The district court also rejected the trade group’s claim that subjecting soundboard technology to the TSR robocall written consent requirement violated the First Amendment because it constituted an impermissible content-based restriction on the speech of the trade group’s members engaged in charitable fundraising.  According to the trade group, the TSR robocall consent requirement represented a content-based regulation because it applied to calls soliciting donations from new donors but did not apply to calls soliciting donations from prior donors or members of the non-profit on whose behalf the call is made.  The trade group argued that the carve-out for solicitation calls to prior donors and members constituted a content-based restriction on speech because the FTC must look at what is said in the call (i.e. whether the caller requests a first-time donation or a repeated donation) to determine if the written consent requirement applies.

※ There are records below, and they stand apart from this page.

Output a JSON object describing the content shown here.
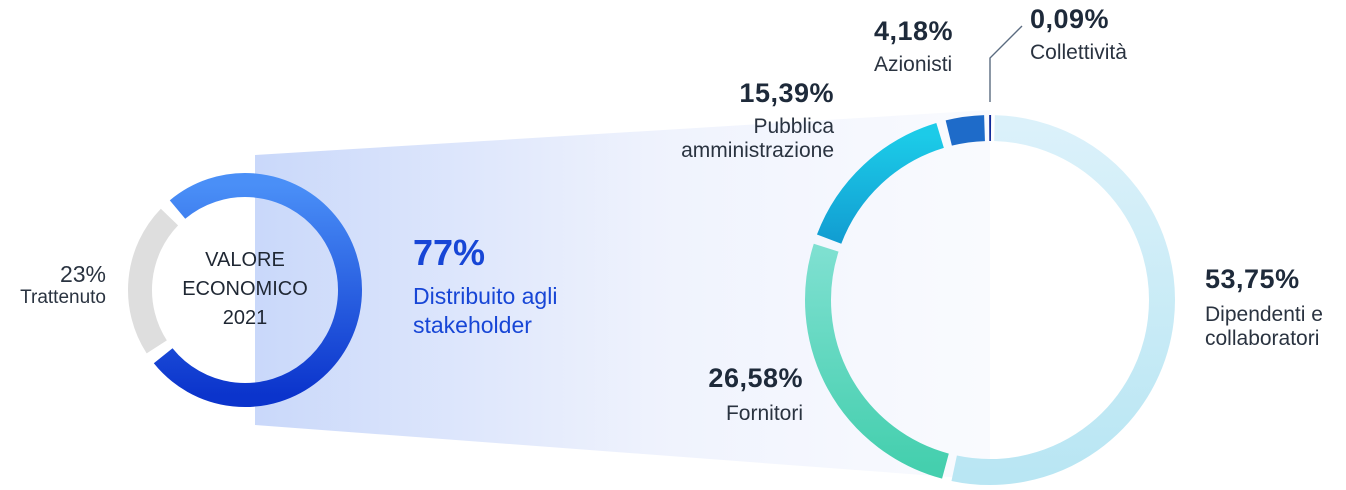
{
  "chart_data": [
    {
      "type": "pie",
      "variant": "donut",
      "center_title_lines": [
        "VALORE",
        "ECONOMICO",
        "2021"
      ],
      "slices": [
        {
          "pct": "77%",
          "label_lines": [
            "Distribuito agli",
            "stakeholder"
          ],
          "value": 77,
          "color": "#2e5fe8"
        },
        {
          "pct": "23%",
          "label_lines": [
            "Trattenuto"
          ],
          "value": 23,
          "color": "#dedede"
        }
      ]
    },
    {
      "type": "pie",
      "variant": "donut",
      "slices": [
        {
          "pct": "53,75%",
          "label_lines": [
            "Dipendenti e",
            "collaboratori"
          ],
          "value": 53.75,
          "color": "#c9ecf7"
        },
        {
          "pct": "26,58%",
          "label_lines": [
            "Fornitori"
          ],
          "value": 26.58,
          "color": "#5fd9c1"
        },
        {
          "pct": "15,39%",
          "label_lines": [
            "Pubblica",
            "amministrazione"
          ],
          "value": 15.39,
          "color": "#16b6dc"
        },
        {
          "pct": "4,18%",
          "label_lines": [
            "Azionisti"
          ],
          "value": 4.18,
          "color": "#1e6bc9"
        },
        {
          "pct": "0,09%",
          "label_lines": [
            "Collettività"
          ],
          "value": 0.09,
          "color": "#102a9a"
        }
      ]
    }
  ]
}
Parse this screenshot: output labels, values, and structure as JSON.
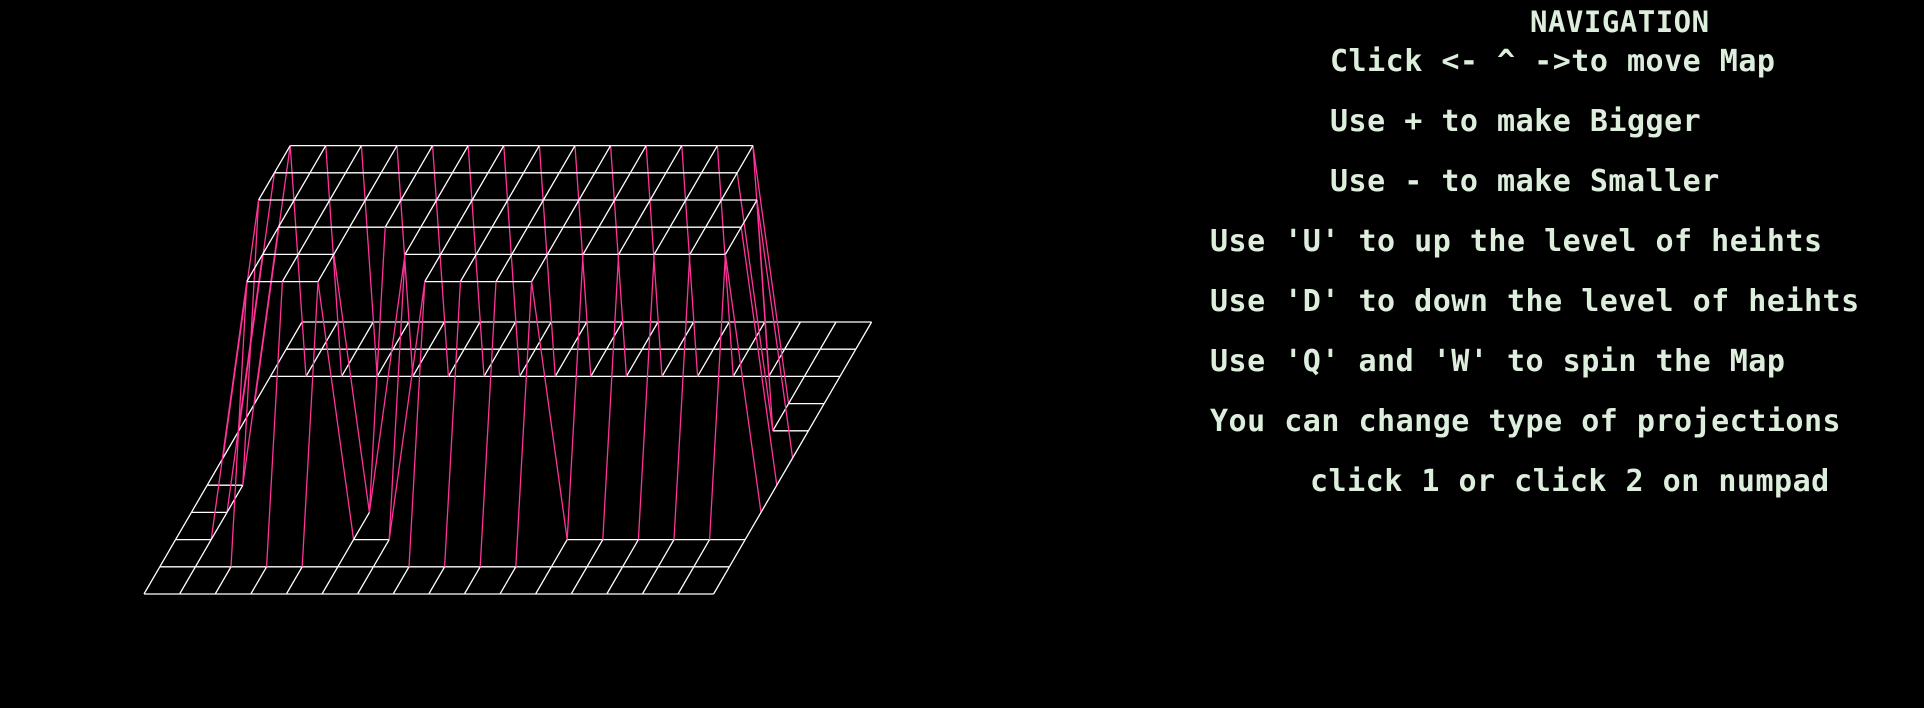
{
  "map": {
    "grid_cols": 16,
    "grid_rows": 10,
    "heights": [
      [
        0,
        0,
        0,
        0,
        0,
        0,
        0,
        0,
        0,
        0,
        0,
        0,
        0,
        0,
        0,
        0
      ],
      [
        0,
        0,
        0,
        0,
        0,
        0,
        0,
        0,
        0,
        0,
        0,
        0,
        0,
        0,
        0,
        0
      ],
      [
        0,
        0,
        1,
        1,
        0,
        0,
        0,
        1,
        1,
        1,
        0,
        0,
        0,
        0,
        0,
        0
      ],
      [
        0,
        0,
        1,
        1,
        0,
        0,
        1,
        1,
        0,
        0,
        0,
        1,
        1,
        1,
        1,
        0
      ],
      [
        0,
        0,
        1,
        1,
        0,
        1,
        1,
        0,
        0,
        1,
        1,
        1,
        1,
        1,
        1,
        0
      ],
      [
        0,
        1,
        1,
        1,
        1,
        1,
        0,
        0,
        1,
        1,
        0,
        0,
        1,
        1,
        0,
        0
      ],
      [
        0,
        1,
        1,
        0,
        1,
        1,
        1,
        0,
        1,
        1,
        1,
        0,
        1,
        1,
        0,
        0
      ],
      [
        0,
        0,
        0,
        0,
        0,
        0,
        0,
        0,
        0,
        0,
        0,
        0,
        0,
        0,
        0,
        0
      ],
      [
        0,
        0,
        0,
        0,
        0,
        0,
        0,
        0,
        0,
        0,
        0,
        0,
        0,
        0,
        0,
        0
      ],
      [
        0,
        0,
        0,
        0,
        0,
        0,
        0,
        0,
        0,
        0,
        0,
        0,
        0,
        0,
        0,
        0
      ]
    ],
    "colors": {
      "background": "#000000",
      "flat_lines": "#ffffff",
      "raised_lines": "#ff3399",
      "text": "#ddeedd"
    }
  },
  "navigation": {
    "title": "NAVIGATION",
    "lines": [
      "Click <- ^ ->to move Map",
      "Use + to make Bigger",
      "Use - to make Smaller",
      "Use 'U' to up the level of heihts",
      "Use 'D' to down the level of heihts",
      "Use 'Q' and 'W' to spin the Map",
      "You can change type of projections",
      "click 1 or click 2 on numpad"
    ]
  }
}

The court concluded that the distinction between existing and other donors was relationship-based and not content-based.  As a result, it was only subject to intermediate scrutiny under the First Amendment.  The court found that the distinction satisfied such scrutiny because it was narrowly tailored to serve a significant governmental interest (namely, “protecting against unwarranted intrusions into a person’s home or pocket”) and left open ample alternative channels of communication (such as media advertising, mailing, and use of live callers instead of pre-recorded messages).